Rein rechnerisch knapp 7,2cm, denke aber das weicht wohl ab.
Die verwendete Felgenbreite wäre dazu auch interessant.
oh, den Aussendurchmesser bräucht ich auch.
Gruss,
Oppa


----------



## Oberfoerster (9. September 2017)

Breite ca. 66mm bei unter 0,3 bar Luftdruck, Felge ist original Cube (ca. 24mm innen geschätzt)
Aussendurchmesser ca. 52cm
mit mehr Luft wird der Reifen noch deutlich dicker...


----------



## MTB-News.de




----------



## oppaunke (9. September 2017)

Super!
Danke für die schnelle Antwort!
Das könnte haarscharf durch den Hinterbau passen.
die Felge hat 21mm innen.somit wäre ggfs. noch ein mm drin. 
Ich denke einen Versuch ist es wert.
Das wird ne Umstellung...von Mow joe auf 2.8"...
ich werde berichten ...


----------



## KIV (9. September 2017)

oppaunke schrieb:


> Super!
> Danke für die schnelle Antwort!
> Das könnte haarscharf durch den Hinterbau passen.
> die Felge hat 21mm innen.somit wäre ggfs. noch ein mm drin.
> ...


Apropos 'haarscharf'...Falls ein 'Haarschnitt' erforderlich sein sollte: https://www.bike-discount.de/de/kaufen/schwalbe-tread-cutter-profilschneider-571449


----------



## oppaunke (10. September 2017)

Ich fass es not...was es nich alles gibt.
dabei sind heute aufgrund des allgegenwärtigen Gewichtswahns sowieso nur noch so kleine Nubsel auf den Reifen.
Die Reifen sehen heutzutage im Neuzustand so aus, wie ein Abgenutzter Reifen früher...
Ein Smoke hatte doch gefühlte 8mm Profilhöhe.


----------



## oppaunke (10. September 2017)

So, habe die Reifen jetzt bestellt.bin gespannt.wenn nix passt sind demnächst hier 2 reifen abzugeben...


----------



## fraenkle (13. September 2017)

hallo!
bin auch sehr gespannt - bitte berichten!!
Danke!


----------



## oppaunke (13. September 2017)

morgen soll das paket ankommen.ich bin vermutlich aufgeregter als Ole...
Denke vorn wirds passen.Die Gabel bietet genug Platz.

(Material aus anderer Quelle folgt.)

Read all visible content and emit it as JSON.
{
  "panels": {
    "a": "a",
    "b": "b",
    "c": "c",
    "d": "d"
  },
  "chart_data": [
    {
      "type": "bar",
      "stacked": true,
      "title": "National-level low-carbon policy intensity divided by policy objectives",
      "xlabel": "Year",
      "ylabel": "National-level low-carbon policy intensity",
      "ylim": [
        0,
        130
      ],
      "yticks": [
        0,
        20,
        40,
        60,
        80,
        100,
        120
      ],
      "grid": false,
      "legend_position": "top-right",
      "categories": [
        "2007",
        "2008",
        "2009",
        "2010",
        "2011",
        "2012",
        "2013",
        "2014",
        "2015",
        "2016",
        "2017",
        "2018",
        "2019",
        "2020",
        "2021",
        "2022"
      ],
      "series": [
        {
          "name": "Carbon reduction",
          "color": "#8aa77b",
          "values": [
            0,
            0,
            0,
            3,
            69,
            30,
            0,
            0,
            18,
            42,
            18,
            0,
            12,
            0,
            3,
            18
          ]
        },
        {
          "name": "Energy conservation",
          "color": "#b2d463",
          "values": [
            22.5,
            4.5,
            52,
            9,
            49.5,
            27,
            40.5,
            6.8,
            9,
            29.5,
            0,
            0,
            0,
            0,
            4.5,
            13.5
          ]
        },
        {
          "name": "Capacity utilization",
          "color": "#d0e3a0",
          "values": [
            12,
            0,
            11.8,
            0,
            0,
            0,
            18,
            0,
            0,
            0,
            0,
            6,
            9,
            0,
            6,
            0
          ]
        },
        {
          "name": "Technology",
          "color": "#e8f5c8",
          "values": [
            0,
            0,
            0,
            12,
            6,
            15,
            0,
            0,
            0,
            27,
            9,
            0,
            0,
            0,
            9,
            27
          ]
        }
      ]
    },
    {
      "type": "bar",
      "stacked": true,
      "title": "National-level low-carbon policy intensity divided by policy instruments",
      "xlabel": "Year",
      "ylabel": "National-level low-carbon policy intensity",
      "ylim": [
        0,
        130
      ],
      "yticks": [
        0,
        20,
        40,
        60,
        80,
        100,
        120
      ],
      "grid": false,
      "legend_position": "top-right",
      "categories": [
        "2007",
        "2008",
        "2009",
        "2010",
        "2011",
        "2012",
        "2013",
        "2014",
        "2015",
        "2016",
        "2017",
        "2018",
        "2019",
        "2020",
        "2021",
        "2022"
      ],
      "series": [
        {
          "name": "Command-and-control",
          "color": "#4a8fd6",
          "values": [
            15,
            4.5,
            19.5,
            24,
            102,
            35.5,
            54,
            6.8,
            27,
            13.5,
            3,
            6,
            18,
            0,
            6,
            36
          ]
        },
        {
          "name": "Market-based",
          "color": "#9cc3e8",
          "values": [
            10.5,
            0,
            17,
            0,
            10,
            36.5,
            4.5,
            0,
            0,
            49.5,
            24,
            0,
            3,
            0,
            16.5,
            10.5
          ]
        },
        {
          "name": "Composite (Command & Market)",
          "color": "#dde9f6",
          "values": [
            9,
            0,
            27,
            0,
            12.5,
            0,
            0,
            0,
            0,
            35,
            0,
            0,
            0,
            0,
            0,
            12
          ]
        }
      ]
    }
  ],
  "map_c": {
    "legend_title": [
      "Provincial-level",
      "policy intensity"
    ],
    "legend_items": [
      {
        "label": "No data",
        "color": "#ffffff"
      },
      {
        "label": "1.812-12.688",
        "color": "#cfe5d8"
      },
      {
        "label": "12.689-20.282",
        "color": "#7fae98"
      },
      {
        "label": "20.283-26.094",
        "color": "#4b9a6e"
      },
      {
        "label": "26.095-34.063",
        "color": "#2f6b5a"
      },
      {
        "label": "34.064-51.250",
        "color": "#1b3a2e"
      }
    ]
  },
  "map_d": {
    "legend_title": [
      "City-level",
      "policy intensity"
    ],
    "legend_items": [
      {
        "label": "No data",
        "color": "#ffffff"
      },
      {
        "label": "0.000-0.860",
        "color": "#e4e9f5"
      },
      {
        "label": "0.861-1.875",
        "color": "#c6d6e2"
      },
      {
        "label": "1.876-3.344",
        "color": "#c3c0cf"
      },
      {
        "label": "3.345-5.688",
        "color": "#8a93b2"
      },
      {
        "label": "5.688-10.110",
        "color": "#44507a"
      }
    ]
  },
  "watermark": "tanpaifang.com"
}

Hinten gehts dafür um mm...
morgen um diese zeit bin ich schlauer...
gruß,
Christian


----------



## Oberfoerster (13. September 2017)

In was für ein Bike sollen die denn rein?


----------



## fraenkle (14. September 2017)

@oppaunke
Deine Felge hat innen 21 mm. Wenn du schreibst da is noch 1 mm Luft dann schließe ich daraus dass für den Big Roller die Felge innen mindestens 20 mm haben sollte??
Im Rahmen hab ich genug Platz ... soll ein Lastenanhänger werden. Chassis wird ein Kindercar ...


----------



## oppaunke (14. September 2017)

Nee, so meinte ich das nicht.
Oberförsters Felge hat innen 24mm.Meine 21.Da wird der Reifen ggfs noch minimal schmaler ausfallen nach der montage.Ich denke grundsätzlich sollte die Felge bei solchen Ballonreifen nicht zu schmal sein.Sonst bewegt sich der Reifen darauf wie ein Luftballon.
Ob das bei nem Anhänger relevant ist weiß ich nicht, beim Lenken ists auf jeden Fall blöd.Das fühlt sich dann an als wenn du zuwenig Luft im Reifen hast.
 Die Reifen sollen übrigens hier rein:







Nix besonderes, aber Ole liebt die Schüssel.
Wiegt momentan ganz knapp 9kg, das wird mit den fetten Reifen deutlich mehr.(wenn se denn passen...)
Ist aber auch nicht mehr so aufgebaut wie auf dem schlechten Handyfoto.
Das stellt noch den Aufbau 1.1 dar.
Mittlerweile sind wir bei gefühlt bei Aufbau 3.9...
Und der Sattel steht 10 cm weiter raus...die wachsen aber auch so schnell...
denke im März muss was neues her.
Gruß,
Christian


----------



## MTB-News.de




----------



## fraenkle (14. September 2017)

Ok. Aber gibt es da irgendwelche Vorgaben / Richtwerte? Wenn der Mantel seitlich etwas nachgibt auf der Felge muss das bei einem Anhänger kein Nachteil sein - so wird vielleicht die Nabe bzw. das ganze Laufrad etwas geschont / gedämpft, wenn seitliche Kräfte wirken.
Hast du dir zu den Big Rollern auch "besondere" Schläuche besorgt?
Gruß Frank


----------



## fraenkle (14. September 2017)

Passt perfekt:
optisch nach meinem Geschmack nicht zu dick und nicht zu dünn, einfache Montage und hält nach erstem Eindruck gut auf der Felge 604x22 mit einer lichten Felgeninnenbreite mit 21 mm. Reifen hat im Rahmen an der engsten Stelle noch ca 9mm Luft!
Die neuen Felgen samt neuem Rahmen (hab ich noch net) dürften etwa die gleichen Dimensionen haben.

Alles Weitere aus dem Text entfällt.